The purposes of this chapter are—

(1) to provide to State employees in programs or activities that receive or use Federal financial assistance the same rights and remedies for practices violating the FLSA as are available to other employees under the FLSA, and that were available to State employees prior to the Supreme Court’s decision in Alden v.
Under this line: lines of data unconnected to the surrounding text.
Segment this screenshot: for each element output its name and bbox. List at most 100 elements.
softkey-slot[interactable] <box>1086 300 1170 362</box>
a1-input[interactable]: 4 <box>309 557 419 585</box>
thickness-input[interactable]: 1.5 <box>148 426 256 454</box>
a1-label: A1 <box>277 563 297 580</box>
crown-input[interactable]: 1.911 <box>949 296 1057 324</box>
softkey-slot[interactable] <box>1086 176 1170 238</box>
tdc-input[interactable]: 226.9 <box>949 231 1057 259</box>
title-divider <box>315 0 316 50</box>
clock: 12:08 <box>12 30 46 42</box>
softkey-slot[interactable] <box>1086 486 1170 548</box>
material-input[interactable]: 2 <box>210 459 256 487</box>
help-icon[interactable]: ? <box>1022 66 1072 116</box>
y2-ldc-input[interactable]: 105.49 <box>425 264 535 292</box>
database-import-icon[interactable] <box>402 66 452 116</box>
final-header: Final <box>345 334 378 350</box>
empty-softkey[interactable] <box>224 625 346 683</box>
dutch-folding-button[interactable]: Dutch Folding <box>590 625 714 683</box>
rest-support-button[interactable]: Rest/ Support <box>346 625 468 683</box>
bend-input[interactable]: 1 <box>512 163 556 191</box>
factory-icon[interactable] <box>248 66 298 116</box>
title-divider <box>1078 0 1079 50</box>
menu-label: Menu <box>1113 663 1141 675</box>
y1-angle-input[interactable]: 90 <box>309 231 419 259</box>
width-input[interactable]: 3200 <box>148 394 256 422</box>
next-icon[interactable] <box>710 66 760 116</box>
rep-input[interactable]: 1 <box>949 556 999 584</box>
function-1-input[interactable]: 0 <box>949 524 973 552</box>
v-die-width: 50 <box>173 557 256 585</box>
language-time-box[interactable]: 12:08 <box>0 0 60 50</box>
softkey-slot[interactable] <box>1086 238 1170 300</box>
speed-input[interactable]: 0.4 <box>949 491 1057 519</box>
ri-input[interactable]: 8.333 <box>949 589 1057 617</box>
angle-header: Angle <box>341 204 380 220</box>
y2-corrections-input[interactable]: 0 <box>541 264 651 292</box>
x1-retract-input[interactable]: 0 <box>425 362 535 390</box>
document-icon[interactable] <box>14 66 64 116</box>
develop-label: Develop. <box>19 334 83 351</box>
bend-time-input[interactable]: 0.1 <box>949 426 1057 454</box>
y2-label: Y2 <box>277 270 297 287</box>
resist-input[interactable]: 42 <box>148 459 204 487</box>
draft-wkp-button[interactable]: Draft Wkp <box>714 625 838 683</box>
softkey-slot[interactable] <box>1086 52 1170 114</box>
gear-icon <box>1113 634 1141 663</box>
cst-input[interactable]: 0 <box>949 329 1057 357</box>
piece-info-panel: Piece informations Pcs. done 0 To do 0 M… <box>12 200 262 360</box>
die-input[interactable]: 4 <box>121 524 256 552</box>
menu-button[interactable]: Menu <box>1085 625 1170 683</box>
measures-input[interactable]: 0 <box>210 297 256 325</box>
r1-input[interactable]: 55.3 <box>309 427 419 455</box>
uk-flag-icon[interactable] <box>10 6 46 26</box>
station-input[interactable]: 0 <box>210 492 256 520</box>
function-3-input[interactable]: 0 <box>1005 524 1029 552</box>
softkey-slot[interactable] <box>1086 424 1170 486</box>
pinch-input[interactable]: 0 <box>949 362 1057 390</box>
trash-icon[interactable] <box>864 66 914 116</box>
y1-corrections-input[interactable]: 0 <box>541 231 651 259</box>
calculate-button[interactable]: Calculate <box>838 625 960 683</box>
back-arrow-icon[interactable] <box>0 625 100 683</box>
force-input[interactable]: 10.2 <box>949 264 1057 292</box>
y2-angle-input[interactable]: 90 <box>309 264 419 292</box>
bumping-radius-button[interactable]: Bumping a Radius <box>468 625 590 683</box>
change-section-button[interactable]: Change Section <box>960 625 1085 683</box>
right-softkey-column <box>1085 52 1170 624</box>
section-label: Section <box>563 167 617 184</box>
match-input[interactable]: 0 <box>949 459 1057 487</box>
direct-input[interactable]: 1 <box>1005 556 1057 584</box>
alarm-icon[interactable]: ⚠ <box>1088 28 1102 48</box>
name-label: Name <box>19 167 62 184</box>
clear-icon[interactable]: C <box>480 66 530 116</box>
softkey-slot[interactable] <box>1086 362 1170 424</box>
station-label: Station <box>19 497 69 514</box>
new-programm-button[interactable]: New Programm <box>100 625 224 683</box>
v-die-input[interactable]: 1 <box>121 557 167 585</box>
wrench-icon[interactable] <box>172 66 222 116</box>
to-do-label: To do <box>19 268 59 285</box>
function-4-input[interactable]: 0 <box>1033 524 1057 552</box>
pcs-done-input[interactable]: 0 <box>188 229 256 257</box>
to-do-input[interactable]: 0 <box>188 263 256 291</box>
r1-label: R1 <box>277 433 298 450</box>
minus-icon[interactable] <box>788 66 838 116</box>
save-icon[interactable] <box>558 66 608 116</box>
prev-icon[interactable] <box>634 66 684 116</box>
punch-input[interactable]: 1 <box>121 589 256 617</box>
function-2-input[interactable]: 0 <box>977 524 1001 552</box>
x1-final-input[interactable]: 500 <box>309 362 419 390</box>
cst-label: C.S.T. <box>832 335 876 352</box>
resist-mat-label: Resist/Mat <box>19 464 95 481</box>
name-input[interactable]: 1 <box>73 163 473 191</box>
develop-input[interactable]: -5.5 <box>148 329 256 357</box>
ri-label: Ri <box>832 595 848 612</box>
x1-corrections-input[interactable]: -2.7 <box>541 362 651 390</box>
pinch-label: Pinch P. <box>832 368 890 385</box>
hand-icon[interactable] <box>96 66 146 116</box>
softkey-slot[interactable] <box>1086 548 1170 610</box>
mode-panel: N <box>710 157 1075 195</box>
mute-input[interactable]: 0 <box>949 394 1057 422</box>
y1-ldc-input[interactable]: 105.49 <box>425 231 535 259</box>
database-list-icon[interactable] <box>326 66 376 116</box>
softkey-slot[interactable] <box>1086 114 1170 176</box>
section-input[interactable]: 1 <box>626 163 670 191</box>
Maine, 527 U.S. 706 (1999);

(2) to provide that the receipt or use of Federal financial assistance for a program or activity constitutes a State waiver of sovereign immunity from suits by employees within that program or activity for violations of the FLSA; and

(3) to affirm that suits for injunctive relief are available against State officials in their official capacities for violations of the FLSA.

SEC. 469. Remedies for State employees.

Section 16 of the Fair Labor Standards Act of 1938 (29 U.S.C. 216) is amended by adding at the end the following:

“(f)(1) A State’s receipt or use of Federal financial assistance for any program or activity of a State shall constitute a waiver of sovereign immunity, under the 11th amendment to the Constitution or otherwise, to a suit brought by an employee of that program or activity under this Act for equitable, legal, or other relief authorized under this Act.

“(2) In this subsection, the term ‘program or activity’ has the meaning given the term in section 309 of the Age Discrimination Act of 1975 (42 U.S.C. 6107).”.